6 mayo: IX CARRERA DE MONTAÑA VALLE DEL ALMANZORA

(21.097m: 1h 57′ 38″)

La segunda participación en esta carrera me confirma que se trata de una de las pruebas populares destacadas en el calendario que cada cual puede confeccionarse durante la temporada. Sus atractivos son muchos, resumidos en el reto de su dureza y en la organización de una prueba con conciencia ecológica y que de la mano de cuatro municipios consigue que participantes y familiares disfruten de los encantos naturales de esta parte de la Sierra de Los Filabres. Magnífica manera de promoción.

Como siempre, la mala memoria (producto de los efectos de la retroalimentación positiva que uno recibe al participar en estas pruebas populares) hizo que la afrontase de manera algo engañosa: solo recordaba la dureza de esos terribles seis o siete kilómetros a base de curvas en ascensión continua que nos encontramos tras pasar por el puente del río Bacares. Pero habíamos llegado ahí -coincidiendo con la mitad de la prueba- con dos duras subidas ya en las piernas: de Tíjola a Bayarque y la que nos dejaba, tras pasar esta localidad, ante la bajada hasta el río para afrontar, inmediatamente, la subida por el otro lado del valle de este afluente del Almanzora. Recorrido rompepiernas que solo ofrece algo de tranquila pausa para ir calentando motores al atravesar Tíjola.

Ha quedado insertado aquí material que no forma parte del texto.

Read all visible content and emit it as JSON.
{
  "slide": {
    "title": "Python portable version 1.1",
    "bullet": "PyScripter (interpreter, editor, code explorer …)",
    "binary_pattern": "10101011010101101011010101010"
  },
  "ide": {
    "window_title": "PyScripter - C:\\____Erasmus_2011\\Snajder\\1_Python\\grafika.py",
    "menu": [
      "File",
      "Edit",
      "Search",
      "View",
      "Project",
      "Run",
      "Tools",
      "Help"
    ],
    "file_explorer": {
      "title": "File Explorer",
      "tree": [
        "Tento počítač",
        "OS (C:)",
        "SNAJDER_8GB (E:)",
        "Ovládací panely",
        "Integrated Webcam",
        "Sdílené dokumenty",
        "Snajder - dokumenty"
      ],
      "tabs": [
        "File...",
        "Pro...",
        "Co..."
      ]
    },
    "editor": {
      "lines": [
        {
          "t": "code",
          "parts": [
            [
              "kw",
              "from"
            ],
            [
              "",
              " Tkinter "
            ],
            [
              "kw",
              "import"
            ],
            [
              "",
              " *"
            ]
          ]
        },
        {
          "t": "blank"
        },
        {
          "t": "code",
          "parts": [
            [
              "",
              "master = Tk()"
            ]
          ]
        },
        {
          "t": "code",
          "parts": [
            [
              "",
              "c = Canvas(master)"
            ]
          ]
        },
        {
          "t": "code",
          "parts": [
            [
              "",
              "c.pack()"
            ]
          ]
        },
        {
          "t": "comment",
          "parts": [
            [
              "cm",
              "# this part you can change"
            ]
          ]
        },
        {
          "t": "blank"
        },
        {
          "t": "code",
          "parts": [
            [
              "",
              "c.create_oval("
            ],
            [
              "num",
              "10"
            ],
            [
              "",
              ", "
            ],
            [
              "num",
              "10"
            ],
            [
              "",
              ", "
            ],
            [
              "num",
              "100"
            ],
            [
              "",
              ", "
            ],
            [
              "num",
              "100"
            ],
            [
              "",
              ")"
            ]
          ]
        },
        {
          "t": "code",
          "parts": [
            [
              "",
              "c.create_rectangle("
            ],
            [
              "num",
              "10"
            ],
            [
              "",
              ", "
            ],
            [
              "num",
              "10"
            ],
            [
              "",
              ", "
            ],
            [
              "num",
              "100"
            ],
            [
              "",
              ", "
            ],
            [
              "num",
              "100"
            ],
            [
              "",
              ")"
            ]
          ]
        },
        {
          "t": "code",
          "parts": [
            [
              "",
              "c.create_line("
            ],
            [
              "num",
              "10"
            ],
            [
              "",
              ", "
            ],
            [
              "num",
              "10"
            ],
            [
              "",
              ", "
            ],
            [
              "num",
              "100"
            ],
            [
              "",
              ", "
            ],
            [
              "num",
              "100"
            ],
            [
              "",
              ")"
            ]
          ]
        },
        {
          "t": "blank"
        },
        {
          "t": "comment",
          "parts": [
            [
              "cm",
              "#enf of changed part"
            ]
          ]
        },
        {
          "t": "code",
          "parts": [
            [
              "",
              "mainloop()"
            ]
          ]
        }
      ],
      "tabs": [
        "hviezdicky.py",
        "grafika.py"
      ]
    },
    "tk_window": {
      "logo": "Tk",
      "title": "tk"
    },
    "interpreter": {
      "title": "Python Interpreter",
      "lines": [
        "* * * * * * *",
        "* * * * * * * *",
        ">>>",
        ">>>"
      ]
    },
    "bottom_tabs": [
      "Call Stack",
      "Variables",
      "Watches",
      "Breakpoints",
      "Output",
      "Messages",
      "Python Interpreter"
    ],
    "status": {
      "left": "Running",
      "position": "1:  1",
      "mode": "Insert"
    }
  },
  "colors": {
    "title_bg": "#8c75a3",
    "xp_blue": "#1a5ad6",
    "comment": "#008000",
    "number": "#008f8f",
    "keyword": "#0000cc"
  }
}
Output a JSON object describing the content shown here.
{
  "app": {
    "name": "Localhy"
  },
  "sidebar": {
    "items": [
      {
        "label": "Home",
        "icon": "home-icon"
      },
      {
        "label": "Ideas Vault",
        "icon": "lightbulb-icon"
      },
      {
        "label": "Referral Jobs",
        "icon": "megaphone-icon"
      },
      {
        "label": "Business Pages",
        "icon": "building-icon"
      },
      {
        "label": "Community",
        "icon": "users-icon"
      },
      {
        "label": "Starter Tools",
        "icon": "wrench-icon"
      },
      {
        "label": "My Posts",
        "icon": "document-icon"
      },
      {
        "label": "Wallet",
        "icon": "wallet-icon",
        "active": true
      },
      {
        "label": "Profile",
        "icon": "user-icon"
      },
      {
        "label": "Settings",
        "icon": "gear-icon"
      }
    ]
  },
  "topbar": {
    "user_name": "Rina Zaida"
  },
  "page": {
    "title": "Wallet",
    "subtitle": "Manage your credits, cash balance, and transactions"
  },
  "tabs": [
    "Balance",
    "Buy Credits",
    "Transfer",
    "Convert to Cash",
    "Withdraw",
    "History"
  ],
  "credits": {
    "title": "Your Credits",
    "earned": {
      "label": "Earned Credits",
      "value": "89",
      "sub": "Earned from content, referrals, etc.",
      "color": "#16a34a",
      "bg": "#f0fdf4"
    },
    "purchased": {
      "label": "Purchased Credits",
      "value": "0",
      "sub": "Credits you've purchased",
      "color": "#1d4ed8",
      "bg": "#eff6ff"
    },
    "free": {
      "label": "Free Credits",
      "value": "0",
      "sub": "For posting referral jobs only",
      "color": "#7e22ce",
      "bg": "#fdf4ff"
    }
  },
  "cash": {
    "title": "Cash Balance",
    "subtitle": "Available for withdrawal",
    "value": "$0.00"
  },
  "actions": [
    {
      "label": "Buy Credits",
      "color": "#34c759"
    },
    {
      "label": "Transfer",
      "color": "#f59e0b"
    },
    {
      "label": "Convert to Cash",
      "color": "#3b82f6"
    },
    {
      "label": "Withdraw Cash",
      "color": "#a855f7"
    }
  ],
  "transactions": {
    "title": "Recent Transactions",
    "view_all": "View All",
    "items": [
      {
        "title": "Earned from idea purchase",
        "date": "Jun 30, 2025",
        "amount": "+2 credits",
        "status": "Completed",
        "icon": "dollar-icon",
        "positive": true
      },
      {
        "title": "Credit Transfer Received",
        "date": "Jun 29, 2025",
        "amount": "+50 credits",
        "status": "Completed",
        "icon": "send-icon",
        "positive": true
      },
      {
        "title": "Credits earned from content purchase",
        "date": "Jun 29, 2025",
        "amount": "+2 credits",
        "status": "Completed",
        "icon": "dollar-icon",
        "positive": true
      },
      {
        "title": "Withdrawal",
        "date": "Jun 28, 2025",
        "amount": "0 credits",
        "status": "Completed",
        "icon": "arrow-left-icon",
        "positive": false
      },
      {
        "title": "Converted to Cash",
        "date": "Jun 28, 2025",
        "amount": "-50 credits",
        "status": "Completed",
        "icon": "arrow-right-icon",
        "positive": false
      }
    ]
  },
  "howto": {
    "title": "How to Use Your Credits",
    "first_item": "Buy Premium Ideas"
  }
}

Si bien cierto despistado corredor tuvo que preocuparse de no mojar sus  zapatillas en ese trayecto:

Una carrera de montaña con agradecidos detalles: el desayuno en la plaza del colegio de Armuña (y otra vez la sensación de ensuciar la pureza de esa ecoescuela al abalanzarnos sobre sus aseos); el apoyo de la gente en Bacares al llegar a meta, en una subida final matadora tras venir lanzado en bajada durante los dos últimos kilómetros; la bolsa del corredor con sus detalles alimentarios; la comida en la plaza del pueblo y los autobuses disponibles para el regreso a Armuña…

Todo volvió a sumar para hacer de esta prueba una cita especial para disfrutarla, si se puede, en familia.

Al volver en autobús es cuando verdaderamente te das cuenta de la altura que tuvimos que superar durante esos kilómetros de curvas en subida que se me hicieron, más que la primera vez en 2010, interminables: “Me paro, no me paro”… Así iba, viendo como a algunos corredores que paraban en los puntos de avituallamiento se les hacía imposible retomar el ritmo. El mío era muy penoso, pero sabía que si paraba para respirar tan solo por un instante, me resultaría fatal.

El objetivo era volver a acabar sobre las dos horas. Llegó un momento en que lo cambié por llegar, simplemente, a meta sin pararme. Lo logré y por eso estoy contento. Sorprendentemente, mejoré en unos segundos la marca de 2010.

Como era de esperar, en una prueba en la que hay que tirar de fondo y conocerse muy muy bien, los veteranos barrieron a los séniors en categoría masculina y femenina.